> I think the leaders in this space are glusterfs, and ceph.

I set up my home email server as a pair of LXC instances on top of GlusterFS 
last year. After almost a year of working more-or-less OK, I ditched it for an 
old-school design: unison running under cron every 5 minutes.

I found 3 problems trying to make GlusterFS work: it burns nearly 1 second of 
time per inode on every fopen, it creates tens of thousands of sync-status 
files in a bushy tree under .glusterfs, and over the course of a year I've had 
about 3 tough-to-diagnose split-brain situations, one of which went undetected 
for weeks.

Documentation is scant, performance is poor for many routine operations like 
rsync, and monitoring tools are nonexistent. Its main benefit is relative ease 
of setup, and if you're a licensed RHEL user, you can get support.

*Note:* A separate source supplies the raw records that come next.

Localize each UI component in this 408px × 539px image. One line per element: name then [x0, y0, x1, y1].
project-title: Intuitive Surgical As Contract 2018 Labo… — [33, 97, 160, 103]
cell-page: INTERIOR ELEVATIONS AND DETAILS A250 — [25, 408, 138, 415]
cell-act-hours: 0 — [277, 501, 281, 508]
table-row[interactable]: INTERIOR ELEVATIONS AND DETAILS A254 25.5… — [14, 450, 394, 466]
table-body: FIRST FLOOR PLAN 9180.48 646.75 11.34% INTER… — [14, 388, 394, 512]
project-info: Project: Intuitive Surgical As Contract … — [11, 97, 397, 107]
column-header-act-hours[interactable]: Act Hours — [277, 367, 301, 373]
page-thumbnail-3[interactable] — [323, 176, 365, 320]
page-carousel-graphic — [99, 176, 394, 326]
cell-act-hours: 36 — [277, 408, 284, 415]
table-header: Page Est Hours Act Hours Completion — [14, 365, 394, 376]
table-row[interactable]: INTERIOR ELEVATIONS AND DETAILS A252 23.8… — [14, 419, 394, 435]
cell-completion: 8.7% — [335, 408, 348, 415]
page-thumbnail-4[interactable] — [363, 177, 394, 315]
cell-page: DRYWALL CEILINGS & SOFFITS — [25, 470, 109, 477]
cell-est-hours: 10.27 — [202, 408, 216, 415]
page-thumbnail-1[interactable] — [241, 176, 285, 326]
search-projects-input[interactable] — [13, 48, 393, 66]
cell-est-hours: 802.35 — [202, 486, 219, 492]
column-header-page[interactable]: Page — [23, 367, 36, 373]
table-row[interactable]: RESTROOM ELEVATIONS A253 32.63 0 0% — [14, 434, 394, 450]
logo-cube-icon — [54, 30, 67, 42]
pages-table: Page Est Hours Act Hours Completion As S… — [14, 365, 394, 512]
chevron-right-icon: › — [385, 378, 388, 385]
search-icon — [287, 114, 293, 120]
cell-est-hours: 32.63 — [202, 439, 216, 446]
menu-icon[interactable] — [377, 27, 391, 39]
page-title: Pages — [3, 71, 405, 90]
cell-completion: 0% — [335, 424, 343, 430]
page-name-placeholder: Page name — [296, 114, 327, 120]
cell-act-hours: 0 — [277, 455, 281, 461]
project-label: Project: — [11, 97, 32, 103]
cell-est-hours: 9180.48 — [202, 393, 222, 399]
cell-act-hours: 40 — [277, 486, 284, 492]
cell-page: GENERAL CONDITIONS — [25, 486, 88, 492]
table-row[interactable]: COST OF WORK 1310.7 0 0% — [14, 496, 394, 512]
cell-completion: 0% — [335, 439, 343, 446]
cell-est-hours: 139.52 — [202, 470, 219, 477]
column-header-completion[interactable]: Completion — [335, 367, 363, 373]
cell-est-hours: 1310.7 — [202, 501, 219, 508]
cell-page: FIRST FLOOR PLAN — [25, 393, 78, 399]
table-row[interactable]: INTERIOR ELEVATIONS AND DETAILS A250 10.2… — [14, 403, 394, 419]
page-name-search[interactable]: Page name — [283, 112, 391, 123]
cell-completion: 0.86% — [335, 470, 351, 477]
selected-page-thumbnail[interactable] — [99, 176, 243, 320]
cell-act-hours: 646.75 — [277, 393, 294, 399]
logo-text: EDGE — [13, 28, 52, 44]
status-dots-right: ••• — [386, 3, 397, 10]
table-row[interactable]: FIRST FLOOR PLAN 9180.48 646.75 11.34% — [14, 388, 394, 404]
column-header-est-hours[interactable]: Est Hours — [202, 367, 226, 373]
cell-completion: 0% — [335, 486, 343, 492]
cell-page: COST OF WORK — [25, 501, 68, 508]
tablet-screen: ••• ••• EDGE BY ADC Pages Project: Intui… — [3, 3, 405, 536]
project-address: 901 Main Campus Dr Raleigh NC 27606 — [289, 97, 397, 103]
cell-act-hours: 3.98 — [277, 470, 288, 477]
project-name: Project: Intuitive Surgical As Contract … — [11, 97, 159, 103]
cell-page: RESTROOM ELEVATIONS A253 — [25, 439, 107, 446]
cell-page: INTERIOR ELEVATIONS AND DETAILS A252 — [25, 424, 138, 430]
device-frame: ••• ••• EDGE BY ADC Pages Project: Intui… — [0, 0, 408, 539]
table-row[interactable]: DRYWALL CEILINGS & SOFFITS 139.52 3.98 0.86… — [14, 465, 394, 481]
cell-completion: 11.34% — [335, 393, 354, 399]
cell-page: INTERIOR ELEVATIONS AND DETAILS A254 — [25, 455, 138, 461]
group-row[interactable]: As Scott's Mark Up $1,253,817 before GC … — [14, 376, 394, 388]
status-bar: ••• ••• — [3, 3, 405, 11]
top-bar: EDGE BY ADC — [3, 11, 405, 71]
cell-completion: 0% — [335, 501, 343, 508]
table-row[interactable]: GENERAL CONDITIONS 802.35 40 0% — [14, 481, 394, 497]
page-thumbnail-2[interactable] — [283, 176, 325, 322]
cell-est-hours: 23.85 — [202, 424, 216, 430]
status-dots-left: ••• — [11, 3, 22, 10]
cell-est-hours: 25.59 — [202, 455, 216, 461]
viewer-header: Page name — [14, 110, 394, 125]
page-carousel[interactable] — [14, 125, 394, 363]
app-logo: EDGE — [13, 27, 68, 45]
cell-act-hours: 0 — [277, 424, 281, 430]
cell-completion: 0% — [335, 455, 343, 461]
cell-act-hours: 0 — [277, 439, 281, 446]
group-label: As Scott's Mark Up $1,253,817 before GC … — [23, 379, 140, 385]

I'm back to square 1 on distributed/clustering solutions. At home I have notes 
on moosefs, cephfs and others I've tried.

The 8000-lb gorilla is weighing in on this, with ultimate vendor lock-in: AWS 
is rolling out file-storage solutions that will be tempting for many 
enterprises, and costly to move off of once large data sets are in place. My 
employer is merrily going down that road, with petabytes already stored there. 
Their latest offering provides a mountable volume, but is missing basics like 
snapshots, quotas, ACLs and monitoring (and probably always will because those 
are user space concepts that AWS punts to the user).